Enclosed inside a 10-foot plastic ball, users wear virtual reality headsets to navigate a virtual world. Underneath the hollow sphere are wheels, which keep the unit stationary as they move in any dimension.

The machine has many purposes, from exploring to military training.

“Changing the purpose of use of this technology can be achieved with utmost ease as you simply reload the software to another virtual environment,” Mohammad Khasawneh, an assistant professor of system sciences and industrial engineering, said.

In 2005, the city of Moscow invited judges from the International Olympic Committee to explore a proposed stadium inside a VirtuSphere in an effort to bring the games to Russia, but lost the bid to London.

Khasawneh and the Latypov brothers are drafting a proposal for fund research for military training with the U.S. Department of Defense.

Their first plan was declined in 2008, but Khasawneh hopes to submit another draft by August.

“Since it would be difficult, costly, time-consuming and perhaps unsafe to train soldiers in the real world for complex scenarios,” he said, “using a realistic simulation based on virtual reality technology would be a safer alternative.”

Richie White, an MBA student, is collaborating with VirtuSphere’s marketing team through Professor Angelo Mastrangelo’s entrepreneurial project course at BU.

“Right now we’re really honing in on the defense-simulation industry, because spending in that area is up,” White said.
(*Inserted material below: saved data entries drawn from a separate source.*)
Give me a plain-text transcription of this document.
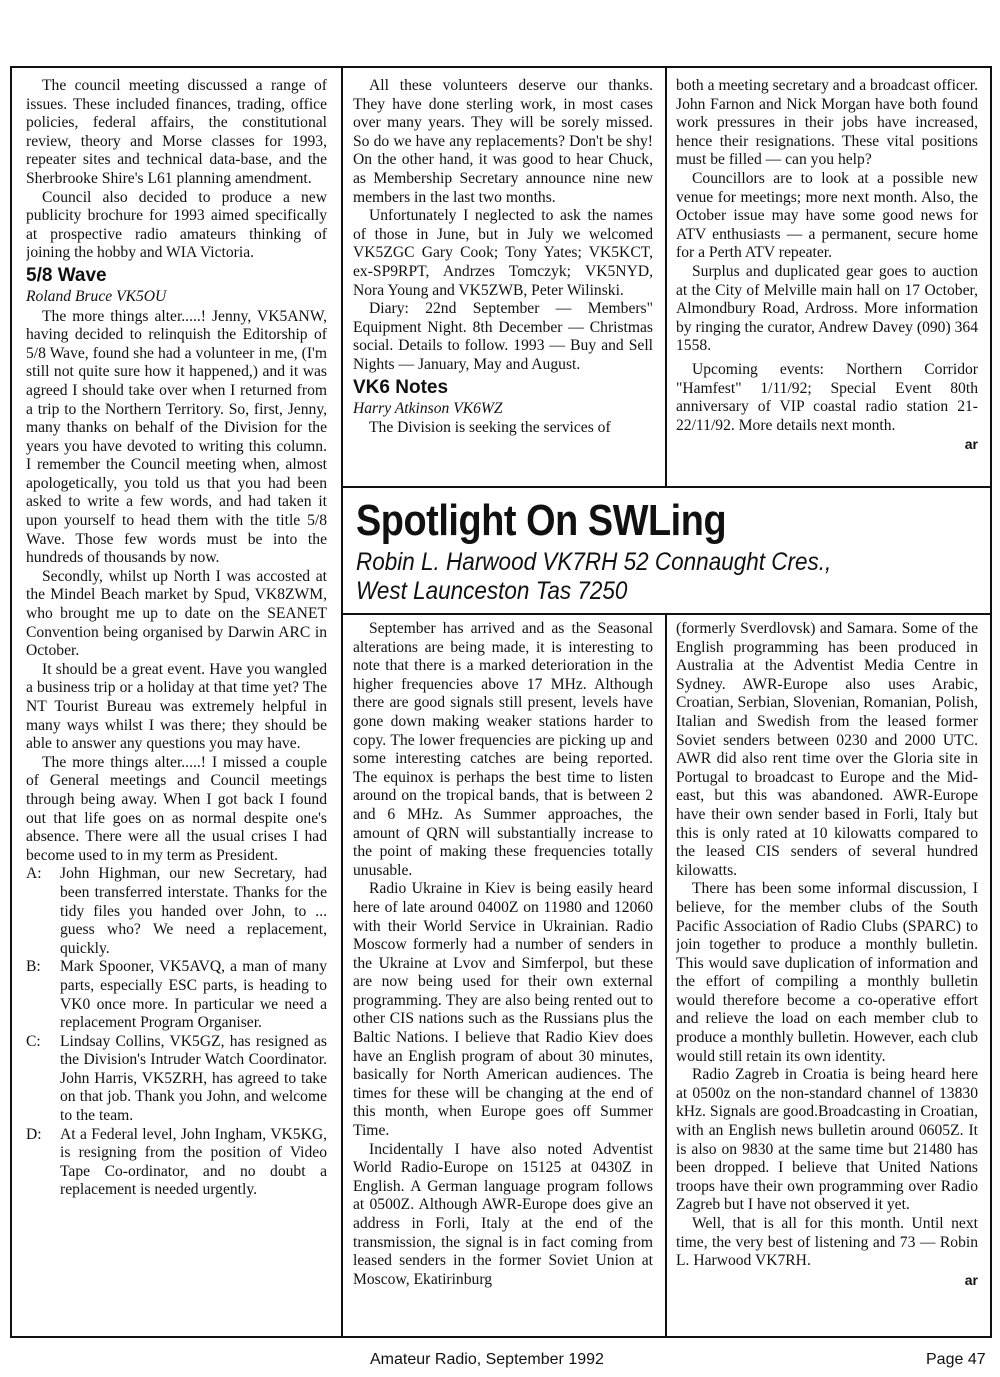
The council meeting discussed a range of issues. These included finances, trading, office policies, federal affairs, the constitutional review, theory and Morse classes for 1993, repeater sites and technical data-base, and the Sherbrooke Shire's L61 planning amendment.

Council also decided to produce a new publicity brochure for 1993 aimed specifically at prospective radio amateurs thinking of joining the hobby and WIA Victoria.

5/8 Wave

Roland Bruce VK5OU

The more things alter.....! Jenny, VK5ANW, having decided to relinquish the Editorship of 5/8 Wave, found she had a volunteer in me, (I'm still not quite sure how it happened,) and it was agreed I should take over when I returned from a trip to the Northern Territory. So, first, Jenny, many thanks on behalf of the Division for the years you have devoted to writing this column. I remember the Council meeting when, almost apologetically, you told us that you had been asked to write a few words, and had taken it upon yourself to head them with the title 5/8 Wave. Those few words must be into the hundreds of thousands by now.

Secondly, whilst up North I was accosted at the Mindel Beach market by Spud, VK8ZWM, who brought me up to date on the SEANET Convention being organised by Darwin ARC in October.

It should be a great event. Have you wangled a business trip or a holiday at that time yet? The NT Tourist Bureau was extremely helpful in many ways whilst I was there; they should be able to answer any questions you may have.

The more things alter.....! I missed a couple of General meetings and Council meetings through being away. When I got back I found out that life goes on as normal despite one's absence. There were all the usual crises I had become used to in my term as President.

A:	John Highman, our new Secretary, had been transferred interstate. Thanks for the tidy files you handed over John, to ... guess who? We need a replacement, quickly.
B:	Mark Spooner, VK5AVQ, a man of many parts, especially ESC parts, is heading to VK0 once more. In particular we need a replacement Program Organiser.
C:	Lindsay Collins, VK5GZ, has resigned as the Division's Intruder Watch Coordinator. John Harris, VK5ZRH, has agreed to take on that job. Thank you John, and welcome to the team.
D:	At a Federal level, John Ingham, VK5KG, is resigning from the position of Video Tape Co-ordinator, and no doubt a replacement is needed urgently.

All these volunteers deserve our thanks. They have done sterling work, in most cases over many years. They will be sorely missed. So do we have any replacements? Don't be shy! On the other hand, it was good to hear Chuck, as Membership Secretary announce nine new members in the last two months.

Unfortunately I neglected to ask the names of those in June, but in July we welcomed VK5ZGC Gary Cook; Tony Yates; VK5KCT, ex-SP9RPT, Andrzes Tomczyk; VK5NYD, Nora Young and VK5ZWB, Peter Wilinski.

Diary: 22nd September — Members" Equipment Night. 8th December — Christmas social. Details to follow. 1993 — Buy and Sell Nights — January, May and August.

VK6 Notes

Harry Atkinson VK6WZ

The Division is seeking the services of

both a meeting secretary and a broadcast officer. John Farnon and Nick Morgan have both found work pressures in their jobs have increased, hence their resignations. These vital positions must be filled — can you help?

Councillors are to look at a possible new venue for meetings; more next month. Also, the October issue may have some good news for ATV enthusiasts — a permanent, secure home for a Perth ATV repeater.

Surplus and duplicated gear goes to auction at the City of Melville main hall on 17 October, Almondbury Road, Ardross. More information by ringing the curator, Andrew Davey (090) 364 1558.

Upcoming events: Northern Corridor "Hamfest" 1/11/92; Special Event 80th anniversary of VIP coastal radio station 21-22/11/92. More details next month.

ar

Spotlight On SWLing
Robin L. Harwood VK7RH 52 Connaught Cres.,
West Launceston Tas 7250

September has arrived and as the Seasonal alterations are being made, it is interesting to note that there is a marked deterioration in the higher frequencies above 17 MHz. Although there are good signals still present, levels have gone down making weaker stations harder to copy. The lower frequencies are picking up and some interesting catches are being reported. The equinox is perhaps the best time to listen around on the tropical bands, that is between 2 and 6 MHz. As Summer approaches, the amount of QRN will substantially increase to the point of making these frequencies totally unusable.

Radio Ukraine in Kiev is being easily heard here of late around 0400Z on 11980 and 12060 with their World Service in Ukrainian. Radio Moscow formerly had a number of senders in the Ukraine at Lvov and Simferpol, but these are now being used for their own external programming. They are also being rented out to other CIS nations such as the Russians plus the Baltic Nations. I believe that Radio Kiev does have an English program of about 30 minutes, basically for North American audiences. The times for these will be changing at the end of this month, when Europe goes off Summer Time.

Incidentally I have also noted Adventist World Radio-Europe on 15125 at 0430Z in English. A German language program follows at 0500Z. Although AWR-Europe does give an address in Forli, Italy at the end of the transmission, the signal is in fact coming from leased senders in the former Soviet Union at Moscow, Ekatirinburg

(formerly Sverdlovsk) and Samara. Some of the English programming has been produced in Australia at the Adventist Media Centre in Sydney. AWR-Europe also uses Arabic, Croatian, Serbian, Slovenian, Romanian, Polish, Italian and Swedish from the leased former Soviet senders between 0230 and 2000 UTC. AWR did also rent time over the Gloria site in Portugal to broadcast to Europe and the Mid-east, but this was abandoned. AWR-Europe have their own sender based in Forli, Italy but this is only rated at 10 kilowatts compared to the leased CIS senders of several hundred kilowatts.

There has been some informal discussion, I believe, for the member clubs of the South Pacific Association of Radio Clubs (SPARC) to join together to produce a monthly bulletin. This would save duplication of information and the effort of compiling a monthly bulletin would therefore become a co-operative effort and relieve the load on each member club to produce a monthly bulletin. However, each club would still retain its own identity.

Radio Zagreb in Croatia is being heard here at 0500z on the non-standard channel of 13830 kHz. Signals are good.Broadcasting in Croatian, with an English news bulletin around 0605Z. It is also on 9830 at the same time but 21480 has been dropped. I believe that United Nations troops have their own programming over Radio Zagreb but I have not observed it yet.

Well, that is all for this month. Until next time, the very best of listening and 73 — Robin L. Harwood VK7RH.

ar

Amateur Radio, September 1992	Page 47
White said the biggest drawback of VirtuSphere is the lack of programs, but he remains optimistic about new applications being developed, such as “Virtual Iraq,” aimed at rehabilitating soldiers with post traumatic stress disorder. Albert Rizzo, a BU alumnus and research professor at the University of Southern California, wrote the program with one of his classes.

Jim DiMascio, chief operating officer of VirtuSphere, said that Ray Latypov started developing the technology in 1995.

“Between 1995 and 2003 he experimented with different prototypes, starting with a treadmill and ending up with the beach-ball look while experimenting with materials like fiberglass and polymer plastics,” DiMascio said.

Ray Latypov arrived in Los Angeles in 2003, convinced the entertainment capital would be an ideal place to start his business, but was advised to travel to Binghamton for a cost-effective location.

However, he didn’t know much about starting a company.

“He came in one day saying he had an idea and asked for a course that would prepare him to start a business,” Mastrangelo said.

Ray Latypov enrolled in Mastrangelo’s entrepreneurship class in 2003, and won $2,500 in seed money to start his company from a business-plan competition judged by investors.

He used the money to fund VirtuSphere’s business model and to open his first office in Washington in 2007, after participating in a human interface technology lab at the University of Washington. In 2008, an office was built in the Greater Binghamton Innovation Center on Court Street, where he currently runs his operations.

The company has since gone overseas, with machines in Russia.

As for the future, DiMascio said the company is focused on using VirtuSphere for military, health and entertainment purposes.

“We could have an army general in here today and a Disney representative tomorrow,” he said.